“Is software reliability important? Ask your grandma,” says operating systems guru Dr. Andrew Tanenbaum.
When consumers go to buy an electrical appliance such as a TV or stereo they expect to bring it home, plug it in and see it work. And it is exactly what happens — for years on end. But not so with computers, even though it should, says Tanenbaum, author and Professor of Computer Science at Vrije Universiteit in Holland .
Tanenbaum used last week’s linux.conf.au in Australia to introduce his new metric: LFs — Lifetime Failures, which he says is the number of times software, particularly the operating system, has crashed in a user’s lifetime.
He said there was no reason why PC consumers should expect mediocrity from their operating systems. “A TV doesn’t have a rest button,” he said.
But how to do this?
“I think it is time we rethink operating systems,” he said. “We have to rethink where we are going in 2007. We have basically infinite hardware and the only reason it’s slow is because the performance is so bad.”

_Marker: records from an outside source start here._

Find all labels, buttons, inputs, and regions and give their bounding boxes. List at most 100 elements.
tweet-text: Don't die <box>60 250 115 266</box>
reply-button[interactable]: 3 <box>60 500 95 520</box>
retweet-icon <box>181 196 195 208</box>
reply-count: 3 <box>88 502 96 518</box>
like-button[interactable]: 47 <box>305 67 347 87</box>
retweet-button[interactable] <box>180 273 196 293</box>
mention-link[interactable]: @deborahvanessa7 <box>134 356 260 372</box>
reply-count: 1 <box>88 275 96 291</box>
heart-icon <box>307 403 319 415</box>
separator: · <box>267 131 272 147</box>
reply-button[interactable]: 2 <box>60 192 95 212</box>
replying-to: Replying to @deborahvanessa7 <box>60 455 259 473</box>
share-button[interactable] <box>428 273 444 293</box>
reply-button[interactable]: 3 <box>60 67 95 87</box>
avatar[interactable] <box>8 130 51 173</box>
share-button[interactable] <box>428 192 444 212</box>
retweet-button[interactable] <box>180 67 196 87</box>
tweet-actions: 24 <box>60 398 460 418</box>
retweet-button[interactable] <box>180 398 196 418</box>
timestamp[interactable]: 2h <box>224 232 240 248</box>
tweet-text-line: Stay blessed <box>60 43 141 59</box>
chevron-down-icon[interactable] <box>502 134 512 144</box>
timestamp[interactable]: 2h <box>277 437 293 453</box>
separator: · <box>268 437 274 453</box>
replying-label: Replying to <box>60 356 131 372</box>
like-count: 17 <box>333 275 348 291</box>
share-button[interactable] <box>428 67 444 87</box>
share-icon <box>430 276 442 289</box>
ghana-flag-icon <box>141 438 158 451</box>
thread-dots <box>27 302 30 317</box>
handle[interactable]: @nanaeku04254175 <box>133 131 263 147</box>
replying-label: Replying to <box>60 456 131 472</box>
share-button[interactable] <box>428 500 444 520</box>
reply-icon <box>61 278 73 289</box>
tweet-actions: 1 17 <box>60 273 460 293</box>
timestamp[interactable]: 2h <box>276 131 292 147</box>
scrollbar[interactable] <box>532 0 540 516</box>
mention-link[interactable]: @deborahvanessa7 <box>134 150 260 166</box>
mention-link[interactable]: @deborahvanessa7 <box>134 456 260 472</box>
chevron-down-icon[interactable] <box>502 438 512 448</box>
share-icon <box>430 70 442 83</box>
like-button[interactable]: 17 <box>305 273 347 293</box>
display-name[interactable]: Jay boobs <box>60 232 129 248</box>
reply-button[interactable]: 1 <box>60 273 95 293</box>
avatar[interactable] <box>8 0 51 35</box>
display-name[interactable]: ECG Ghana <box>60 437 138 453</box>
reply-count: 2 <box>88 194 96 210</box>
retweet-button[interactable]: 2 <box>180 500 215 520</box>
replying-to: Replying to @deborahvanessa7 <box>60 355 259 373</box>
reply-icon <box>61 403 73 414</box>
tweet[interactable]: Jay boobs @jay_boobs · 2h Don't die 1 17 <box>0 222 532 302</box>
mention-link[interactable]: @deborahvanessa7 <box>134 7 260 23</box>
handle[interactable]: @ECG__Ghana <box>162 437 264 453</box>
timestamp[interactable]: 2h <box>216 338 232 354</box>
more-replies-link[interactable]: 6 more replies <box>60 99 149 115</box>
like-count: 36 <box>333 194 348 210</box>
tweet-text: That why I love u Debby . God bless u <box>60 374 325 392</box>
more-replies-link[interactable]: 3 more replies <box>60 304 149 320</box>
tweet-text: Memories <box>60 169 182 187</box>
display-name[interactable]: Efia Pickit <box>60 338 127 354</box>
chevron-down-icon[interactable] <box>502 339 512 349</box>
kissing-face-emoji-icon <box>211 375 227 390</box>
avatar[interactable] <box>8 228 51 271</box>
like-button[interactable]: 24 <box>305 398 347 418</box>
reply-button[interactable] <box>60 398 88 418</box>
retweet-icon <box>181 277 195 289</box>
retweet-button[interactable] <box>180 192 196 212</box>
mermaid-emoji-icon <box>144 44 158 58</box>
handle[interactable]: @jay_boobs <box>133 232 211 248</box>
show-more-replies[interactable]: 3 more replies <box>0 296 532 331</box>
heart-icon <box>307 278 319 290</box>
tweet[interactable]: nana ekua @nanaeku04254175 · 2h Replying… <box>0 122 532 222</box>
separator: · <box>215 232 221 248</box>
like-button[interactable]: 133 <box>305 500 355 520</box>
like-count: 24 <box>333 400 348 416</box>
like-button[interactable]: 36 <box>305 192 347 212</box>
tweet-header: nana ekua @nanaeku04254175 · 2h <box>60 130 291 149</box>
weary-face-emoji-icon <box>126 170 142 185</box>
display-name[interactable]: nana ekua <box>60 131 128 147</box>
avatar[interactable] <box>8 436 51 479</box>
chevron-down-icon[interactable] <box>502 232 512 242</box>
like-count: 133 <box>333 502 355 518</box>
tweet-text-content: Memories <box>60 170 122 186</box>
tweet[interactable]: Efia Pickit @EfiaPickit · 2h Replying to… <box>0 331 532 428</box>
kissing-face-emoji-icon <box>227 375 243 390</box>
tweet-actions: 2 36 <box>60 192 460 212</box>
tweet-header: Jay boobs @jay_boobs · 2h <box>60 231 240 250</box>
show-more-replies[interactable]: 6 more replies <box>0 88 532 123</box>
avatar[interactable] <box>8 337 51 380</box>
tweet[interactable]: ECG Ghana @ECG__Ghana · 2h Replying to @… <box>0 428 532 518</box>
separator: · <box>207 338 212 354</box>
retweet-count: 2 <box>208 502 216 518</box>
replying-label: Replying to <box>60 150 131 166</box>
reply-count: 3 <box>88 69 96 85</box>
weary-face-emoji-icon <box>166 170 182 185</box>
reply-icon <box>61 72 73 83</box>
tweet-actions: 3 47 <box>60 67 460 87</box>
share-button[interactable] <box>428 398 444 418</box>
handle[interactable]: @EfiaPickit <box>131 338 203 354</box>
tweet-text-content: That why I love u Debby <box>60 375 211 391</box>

To this he added a disclaimer: “Performance for the most part isn’t an issue: bad code is.”
To illustrate the complexity of operating system software, he pointed out the rise in the amount of code for Microsoft’s Windows software over the past decade. Windows NT 3.5 started out with 6 million lines of code (LoC) in 1993. NT 4 in 1996 had 16 million LoC, Windows 2000 had 29 million LoC and XP had 50 million LoC.
With an average bug rate of anywhere from 10-75 per 1000 LoC, the chances for errors and failures rises sharply, he said.
Tanenbaum was critical of software design today, saying there were far too many features, many of which were unnecessary in applications. He said as software gets more bloated, it becomes less reliable, more buggy, and slow. “I think that is a bad direction to go into.”
He referred to RAID arrays and ECC memory as hardware devices which, when they encounter errors, can correct them on the fly.
“Correcting bad software on the fly surely should be easier than correcting bad hardware. So I think we need to go in the direction of self healing software,” he said. —PB— To achieve a Lifetime Failure of zero, he said systems needed to be small. This should start with minimizing the code in the OS kernel, which he also said needed to be modular.
The next step is to isolate components such as drives and file systems so that problems, should they arise, can’t spread.
On this matter, Tanenbaum referred to the Principle of Least Authority (POLA): “Don’t give something more authority than it needs.” In this instance, the failure of one component should not crash other components in the OS.
RAID’s self healing ability was a perfect illustration: “If one drive fails it shouldn’t pollute the other drives.”
Tanenbaum said MINIX 3, the most recent version of the operating system which he created 20 years ago, and which aided Linus Torvalds in writing Linux, deploys many of the features he highlighted in his presentation. MINIX today is primarily used as a teaching tool for computer science students worldwide.
“Maybe the direction Linux could go would be [as] the system that is ultra reliable, that works all the time and has not got all the problems that you get in Windows,” he suggested.
Although it was a proposition, it may have some weight.